Talks begin on restoring ousted president to Haiti U.N. envoy hails 'very positive' step

June 28, 1993|By Newsday

NEW YORK -- Jean-Bertrand Aristide and his arch-foe, Lt. Gen. Raoul Cedras, met separately yesterday with a U.N. envoy, trying to resolve Haiti's 20-month-old political and economic crisis.

The talks involving the exiled president and the army chief who ousted him opened under tight security on Governors Island, a Coast Guard facility in New York Harbor. Cutters patrolled the waters around the island, barring other craft from a 200-yard zone. The barrier was designed especially to protect General Cedras, object of hatred among many Haitian immigrants, thousands of whom demonstrated outside the United Nations, chanting denunciations of the military leader as a "drug dealer" and "killer."

U.N. envoy Dante Caputo, a former foreign minister from Argentina, is conducting a variation of shuttle diplomacy, with all parties moving among offices and residences on the island. After a half-hour session with Father Aristide and a longer meeting with General Cedras, Mr. Caputo told reporters, "it is very positive that we are all together to start the negotiations."

"I feel it has been positive so far," he said, describing the atmosphere as "basically favorable."

A sure sign of progress would be a face-to-face meeting between Father Aristide and General Cedras.

Father Aristide once considered General Cedras a loyal soldier, but since the coup, Father Aristide has insisted the general was the architect of the military rebellion that unleashed a reign of terror.

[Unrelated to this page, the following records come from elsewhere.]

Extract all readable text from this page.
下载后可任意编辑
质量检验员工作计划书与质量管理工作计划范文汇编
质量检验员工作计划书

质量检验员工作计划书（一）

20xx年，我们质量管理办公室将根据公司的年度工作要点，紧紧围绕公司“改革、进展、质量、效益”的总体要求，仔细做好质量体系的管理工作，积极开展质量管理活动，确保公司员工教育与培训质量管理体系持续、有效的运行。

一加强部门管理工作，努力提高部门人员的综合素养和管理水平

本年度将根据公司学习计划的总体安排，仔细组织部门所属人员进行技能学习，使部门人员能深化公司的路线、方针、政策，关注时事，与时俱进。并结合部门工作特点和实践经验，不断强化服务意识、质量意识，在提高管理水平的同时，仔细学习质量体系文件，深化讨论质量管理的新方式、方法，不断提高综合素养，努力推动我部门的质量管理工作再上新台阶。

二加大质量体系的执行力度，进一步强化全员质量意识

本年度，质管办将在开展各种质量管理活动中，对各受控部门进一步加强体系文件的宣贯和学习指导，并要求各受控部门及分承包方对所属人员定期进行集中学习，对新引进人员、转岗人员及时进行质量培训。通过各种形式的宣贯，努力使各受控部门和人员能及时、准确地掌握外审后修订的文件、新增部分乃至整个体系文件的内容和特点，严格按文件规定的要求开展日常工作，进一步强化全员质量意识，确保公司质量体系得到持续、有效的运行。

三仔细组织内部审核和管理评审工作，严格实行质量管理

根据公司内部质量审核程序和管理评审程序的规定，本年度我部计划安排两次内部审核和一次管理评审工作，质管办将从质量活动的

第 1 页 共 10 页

Sixty-seven percent of Haiti's voters, largely poor and illiterate, voted for Father Aristide in December 1990. He took office the following February, vowing to overturn the domination of the business elite and corrupt elements in the army. He was ousted in October 1991.

Mr. Caputo is hoping to get General Cedras to agree to a date for Father Aristide's return something passionately opposed by certain politicians and members of the military, some of whom have vowed to kill the exiled president should he ever go home again.

Mr. Caputo also will be trying to get Father Aristide to agree to an amnesty for General Cedras and other high-ranking army officers, who may be linked to killings, corruption and other crimes.

Last week, Father Aristide demanded the "immediate departure" of General Cedras and the army high command but backed down after diplomats told him he was being unrealistic.